AB // DC => Angle BAC + Angle ADC = 180o. α + δ = 90o. => Angle ASD = 90o
The same can now be done with Angle CQB. However, Angles R and P are not in triangles, so I'm stuck there.

For question 2, I obviously give the reverse proof, starting from Angle ASD being 90o and then reading backwards from question 1, but I have the same problem with angles P and R as I had with question 1.

If anyone could help me with this, thanks a lot!

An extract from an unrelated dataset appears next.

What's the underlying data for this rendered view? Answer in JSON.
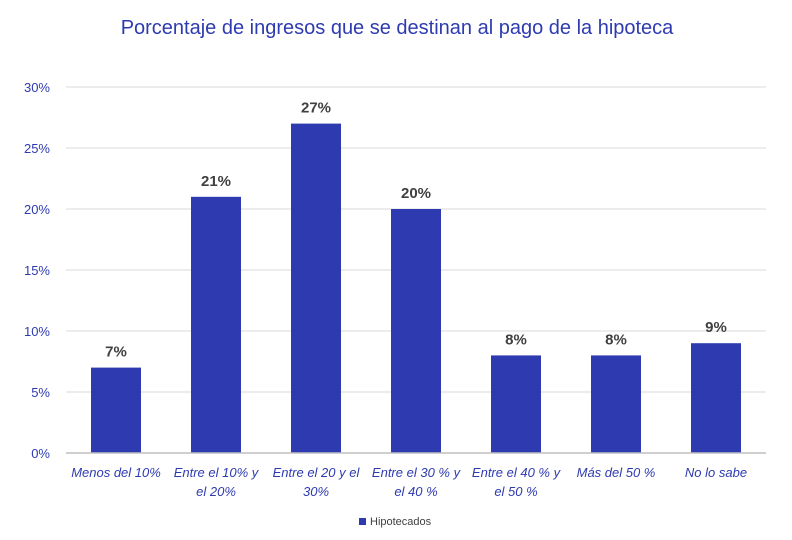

2. ## Re: Bisections of parallelogram form a rectangle

$\measuredangle BAD=\measuredangle DAS + \measuredangle SAB = 2 \measuredangle DAS$

$\measuredangle ADC=\measuredangle ADS + \measuredangle SDC = 2 \measuredangle ADS$

$AB || DC \Rightarrow \measuredangle BAD+\measuredangle ADC=180^o \Rightarrow 2 \measuredangle DAS+2 \measuredangle ADS=180^o \Rightarrow$

$\Rightarrow \measuredangle DAS+\measuredangle ADS=90^o$

$\measuredangle DAS+\measuredangle ADS+\measuredangle DSA=180^o \Rightarrow \measuredangle DSA =180^o-90^o=90^o\Rightarrow$

$\Rightarrow \measuredangle RSP=90^o$

Do you think you can continue from here?

3. ## Re: Bisections of parallelogram form a rectangle

Alright thank you very much. When I have proven that angles RSP and BQC are 90 degrees, can I then say that the other 2 angles must be 90 degrees because otherwise a quadrileteral is impossible?

4. ## Re: Bisections of parallelogram form a rectangle

You're welcome!

Uhm, no. But you can easily prove the other two angles are right angles (triangles DPC and ARB).